The appellant's evidence, supported by the evidence of the psychologist ... shows that the appellant’s response to the environment he found himself in on 21 March 2011 went beyond the feelings of stress, pressure and agitation that would normally be felt by an accused in the appellant’s situation. The appellant’s mental and emotional state was such that his ability to make a rational decision on how to plead was substantially impaired. As a result, his plea of guilty could not be said to have been made in the exercise of his free choice.
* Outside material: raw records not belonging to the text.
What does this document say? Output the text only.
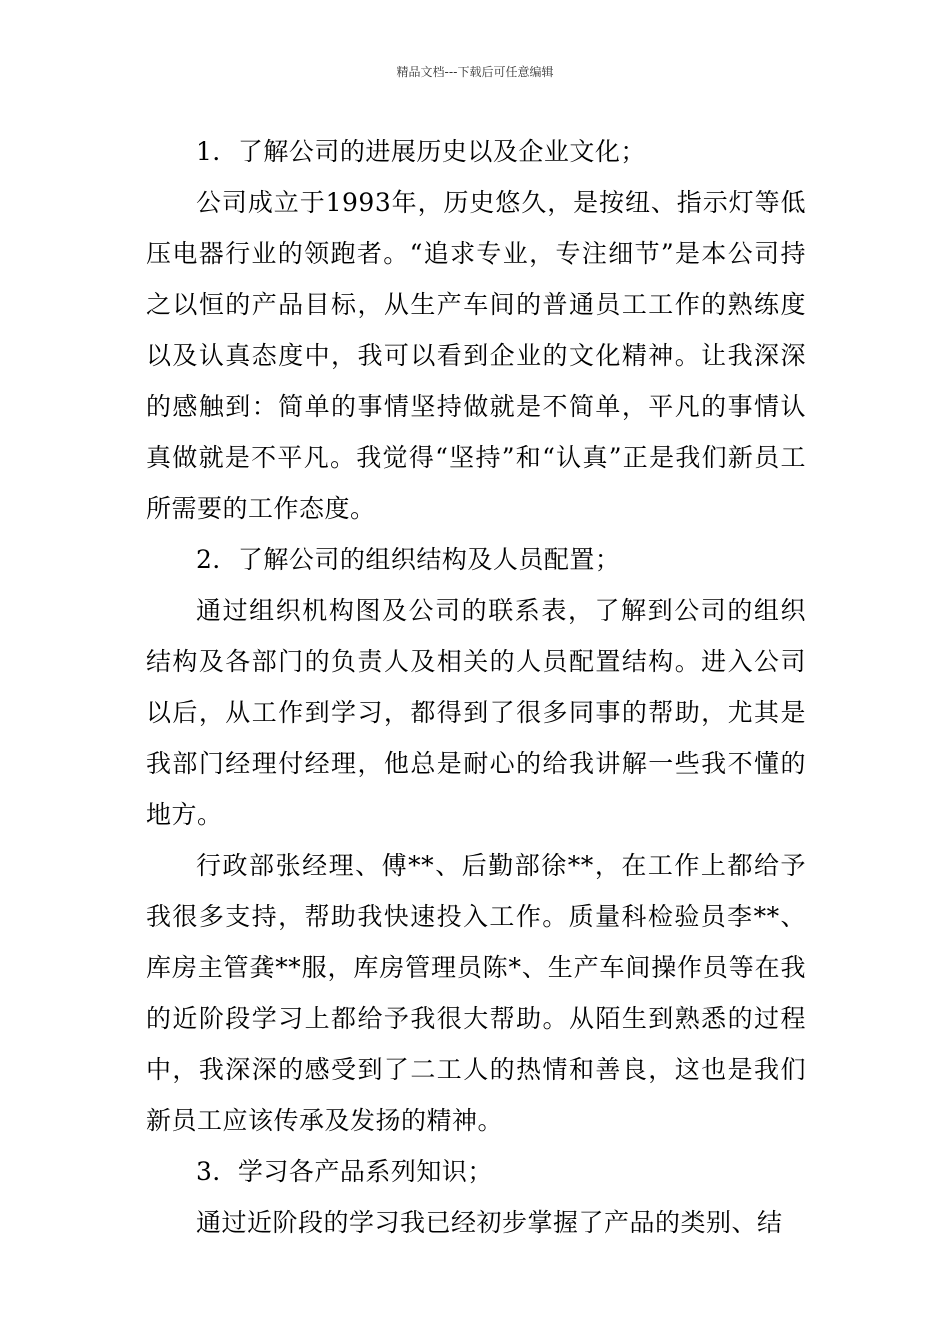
精品文档---下载后可任意编辑

1．了解公司的进展历史以及企业文化；

公司成立于1993年，历史悠久，是按纽、指示灯等低压电器行业的领跑者。“追求专业，专注细节”是本公司持之以恒的产品目标，从生产车间的普通员工工作的熟练度以及认真态度中，我可以看到企业的文化精神。让我深深的感触到：简单的事情坚持做就是不简单，平凡的事情认真做就是不平凡。我觉得“坚持”和“认真”正是我们新员工所需要的工作态度。

2．了解公司的组织结构及人员配置；

通过组织机构图及公司的联系表，了解到公司的组织结构及各部门的负责人及相关的人员配置结构。进入公司以后，从工作到学习，都得到了很多同事的帮助，尤其是我部门经理付经理，他总是耐心的给我讲解一些我不懂的地方。

行政部张经理、傅**、后勤部徐**，在工作上都给予我很多支持，帮助我快速投入工作。质量科检验员李**、库房主管龚**服，库房管理员陈*、生产车间操作员等在我的近阶段学习上都给予我很大帮助。从陌生到熟悉的过程中，我深深的感受到了二工人的热情和善良，这也是我们新员工应该传承及发扬的精神。

3．学习各产品系列知识；

通过近阶段的学习我已经初步掌握了产品的类别、结
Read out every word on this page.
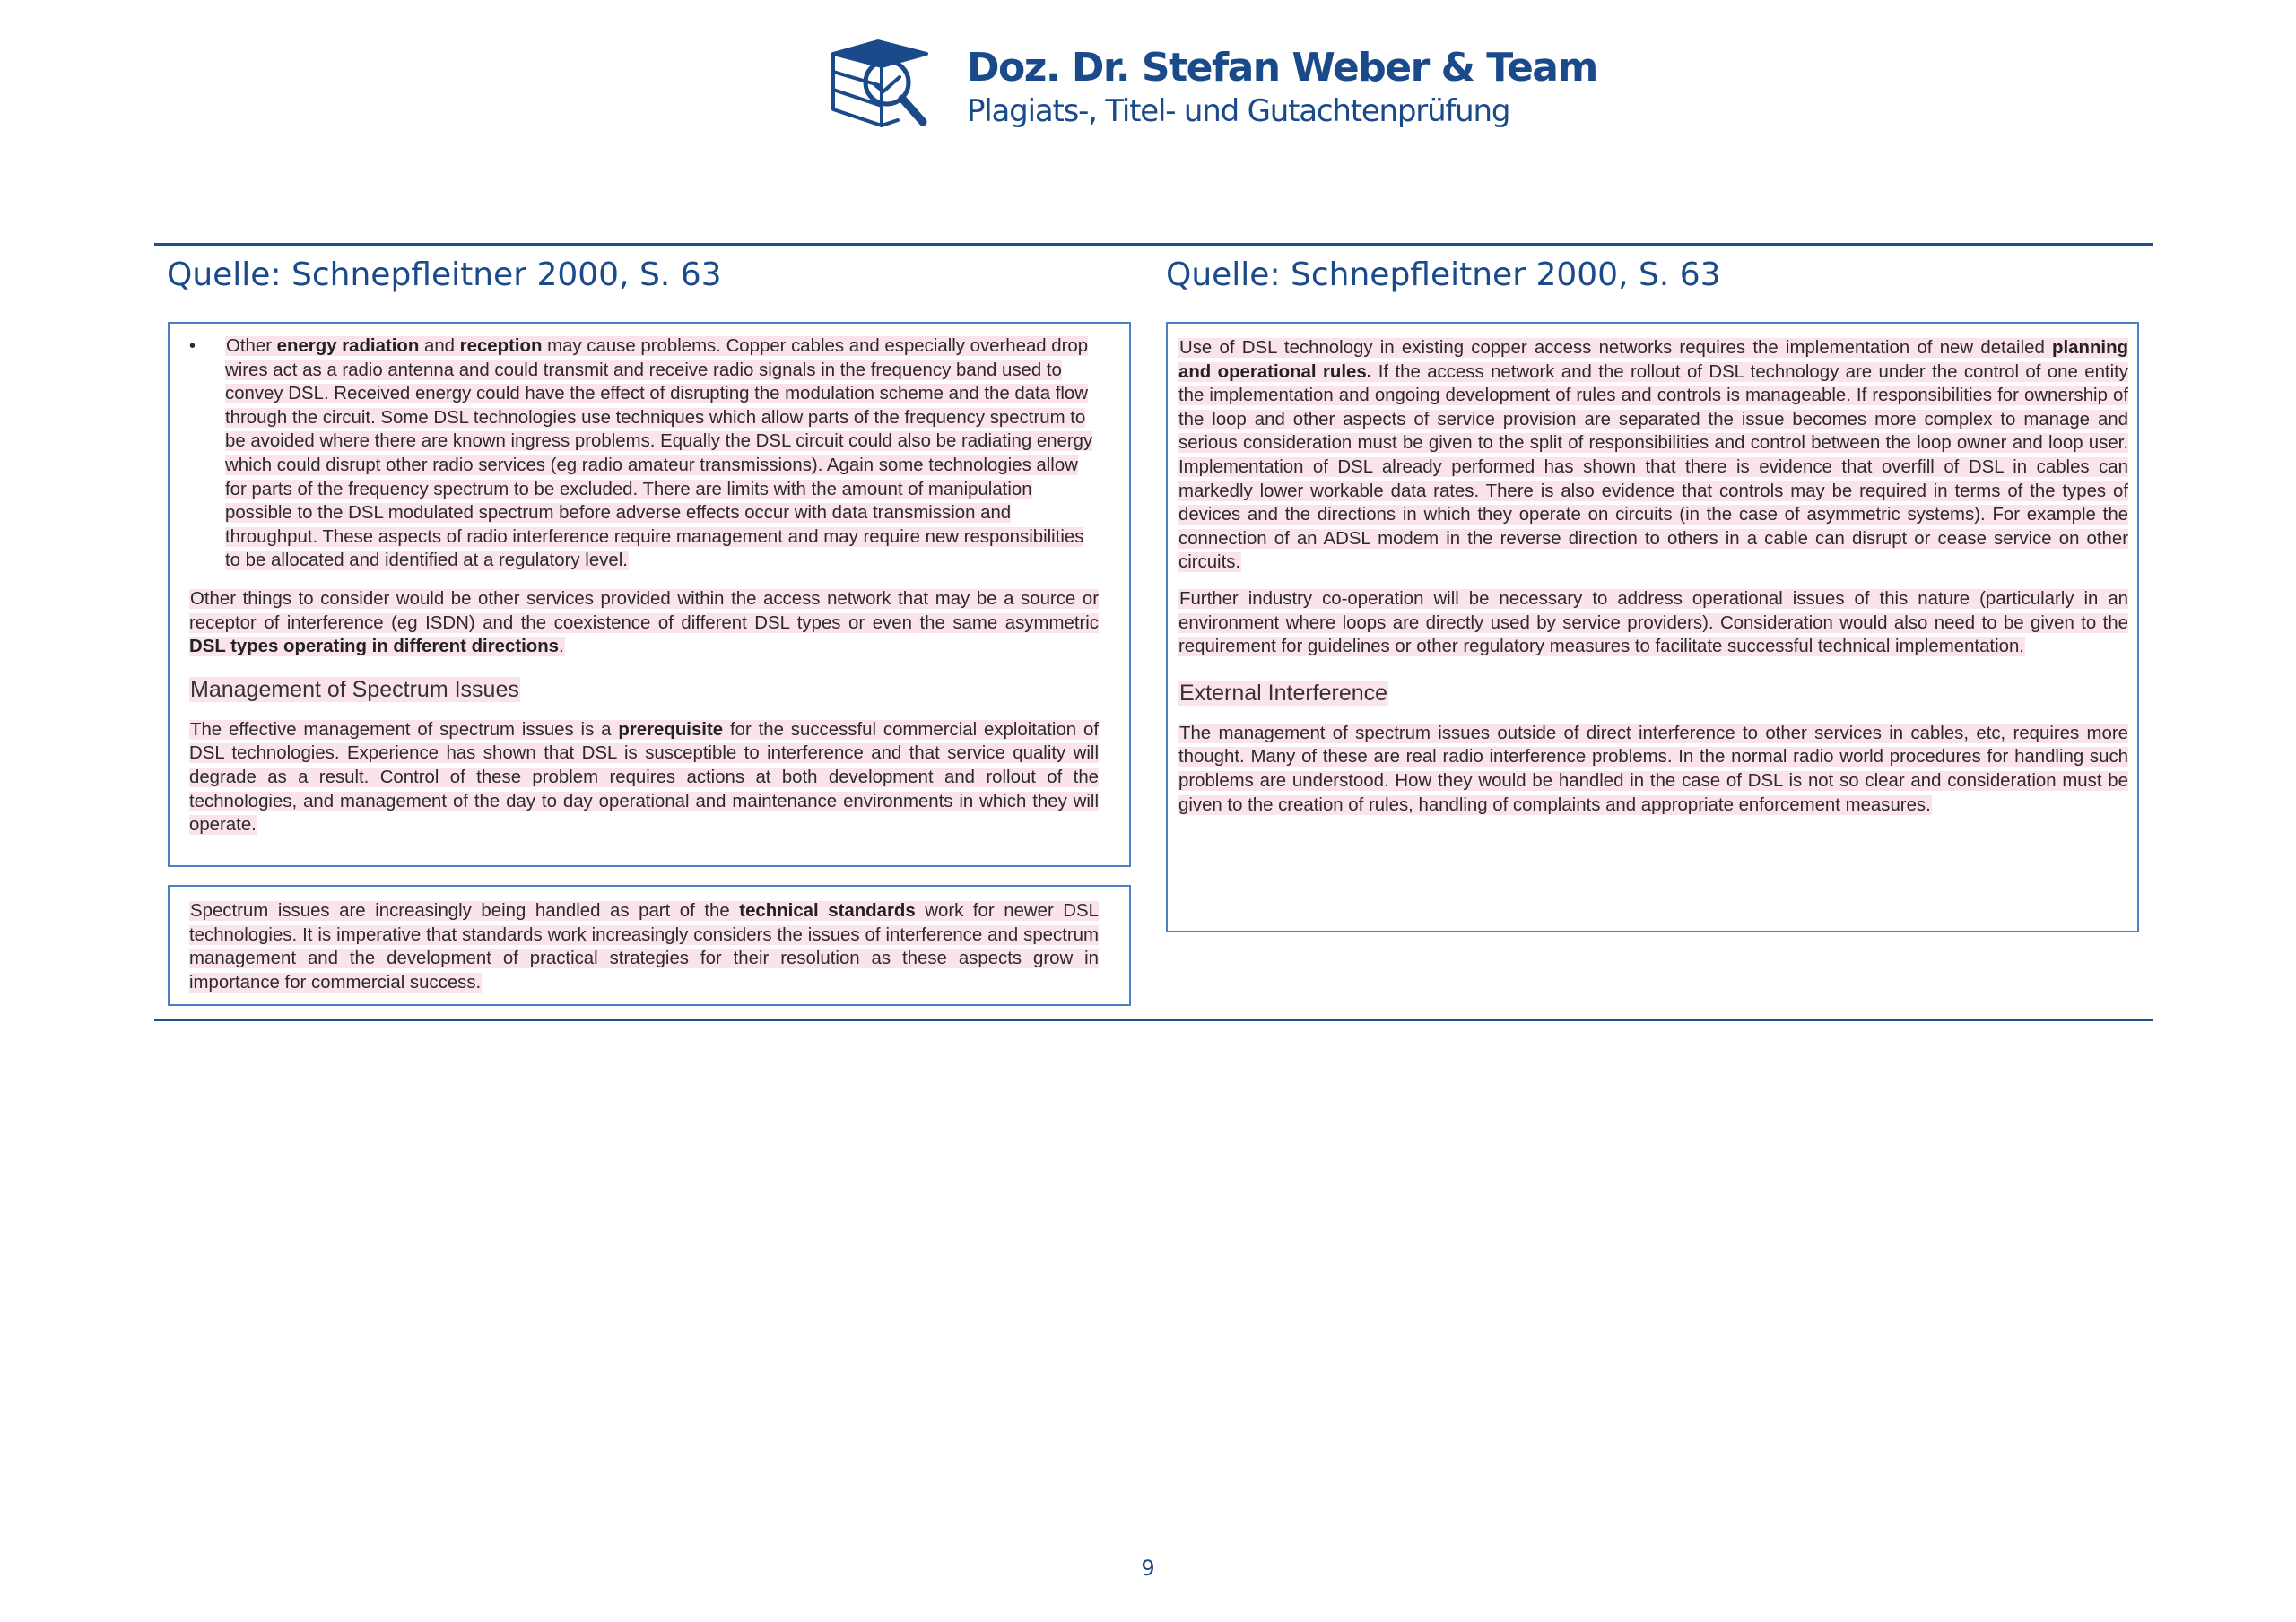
Doz. Dr. Stefan Weber & Team
Plagiats-, Titel- und Gutachtenprüfung
Quelle: Schnepfleitner 2000, S. 63	Quelle: Schnepfleitner 2000, S. 63
• Other energy radiation and reception may cause problems. Copper cables and especially overhead drop wires act as a radio antenna and could transmit and receive radio signals in the frequency band used to convey DSL. Received energy could have the effect of disrupting the modulation scheme and the data flow through the circuit. Some DSL technologies use techniques which allow parts of the frequency spectrum to be avoided where there are known ingress problems. Equally the DSL circuit could also be radiating energy which could disrupt other radio services (eg radio amateur transmissions). Again some technologies allow for parts of the frequency spectrum to be excluded. There are limits with the amount of manipulation possible to the DSL modulated spectrum before adverse effects occur with data transmission and throughput. These aspects of radio interference require management and may require new responsibilities to be allocated and identified at a regulatory level.

Other things to consider would be other services provided within the access network that may be a source or receptor of interference (eg ISDN) and the coexistence of different DSL types or even the same asymmetric DSL types operating in different directions.

Management of Spectrum Issues

The effective management of spectrum issues is a prerequisite for the successful commercial exploitation of DSL technologies. Experience has shown that DSL is susceptible to interference and that service quality will degrade as a result. Control of these problem requires actions at both development and rollout of the technologies, and management of the day to day operational and maintenance environments in which they will operate.

Spectrum issues are increasingly being handled as part of the technical standards work for newer DSL technologies. It is imperative that standards work increasingly considers the issues of interference and spectrum management and the development of practical strategies for their resolution as these aspects grow in importance for commercial success.

Use of DSL technology in existing copper access networks requires the implementation of new detailed planning and operational rules. If the access network and the rollout of DSL technology are under the control of one entity the implementation and ongoing development of rules and controls is manageable. If responsibilities for ownership of the loop and other aspects of service provision are separated the issue becomes more complex to manage and serious consideration must be given to the split of responsibilities and control between the loop owner and loop user. Implementation of DSL already performed has shown that there is evidence that overfill of DSL in cables can markedly lower workable data rates. There is also evidence that controls may be required in terms of the types of devices and the directions in which they operate on circuits (in the case of asymmetric systems). For example the connection of an ADSL modem in the reverse direction to others in a cable can disrupt or cease service on other circuits.

Further industry co-operation will be necessary to address operational issues of this nature (particularly in an environment where loops are directly used by service providers). Consideration would also need to be given to the requirement for guidelines or other regulatory measures to facilitate successful technical implementation.

External Interference

The management of spectrum issues outside of direct interference to other services in cables, etc, requires more thought. Many of these are real radio interference problems. In the normal radio world procedures for handling such problems are understood. How they would be handled in the case of DSL is not so clear and consideration must be given to the creation of rules, handling of complaints and appropriate enforcement measures.

9
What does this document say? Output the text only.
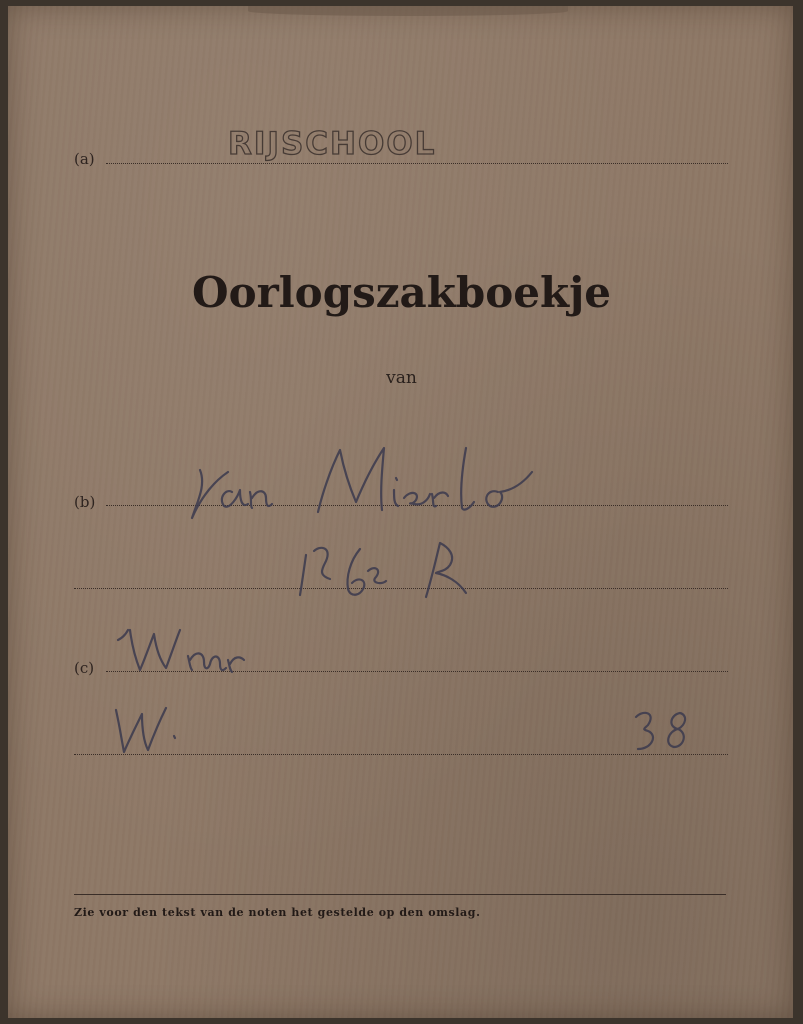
(a)	RIJSCHOOL
Oorlogszakboekje
van
(b)
(c)
Zie voor den tekst van de noten het gestelde op den omslag.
On the present state of the evidence, the appellant has an arguable case in respect of the murder charge. The medical evidence does not point unequivocally to an intention to cause grievous bodily harm or kill. Although the appellant made admissions which were damming on their face, he told different people different things, weakening the evidentiary value of the admissions. Also the admissions most harmful to his defence are inconsistent with the medical evidence. For the above reasons, the appellant has established that there was a miscarriage of justice and that the guilty plea should not stand.
Chesterman JA similarly concluded that -
It is to be expected that every accused in a criminal trial will experience one or more of a variety of emotions; anxiety, fear and tension which, in turn, are likely to produce agitation and/or depression. The degree of the emotion experienced will often be extreme. The fact that an accused experiences such emotions and pleads guilty either because of them or while affected by them will not, at least ordinarily, be a reason for not accepting a plea of guilty as a true confession of guilt. For that to happen, as the cases show, "there must be a strong case and exceptional circumstances".

The evidence of Dr Frey is just sufficient to make the case exceptional. The level of emotional distress and panic with a consequential inability to cope with the trial can be seen to have deprived the appellant of the capacity, at the time when called upon to plead, to make a free choice in his own interests. The appellant’s mental state at the commencement of the trial was abnormal. Although conscious of what he was doing, and of the consequences, the plea was compelled by psychological processes which took from him a sufficient degree of self control and awareness of his own interests that to allow the conviction to stand would amount to an injustice.

A relevant factor in concluding that the conviction should be set aside is that it is for the most serious offence known to the criminal law, and the only one which carries a mandatory term of life imprisonment. The consequences for the appellant are so serious it is easier than in other cases to discern a miscarriage of justice if the conviction were allowed to stand.
The Court ordered that the appeal be allowed, Wade's guilty plea be set aside, his conviction be set aside and that there be a re-trial.

That trial will presumably grapple with inconclusive medical evidence as to cause of death and incriminating admissions that were disputed or demonstrably wrong.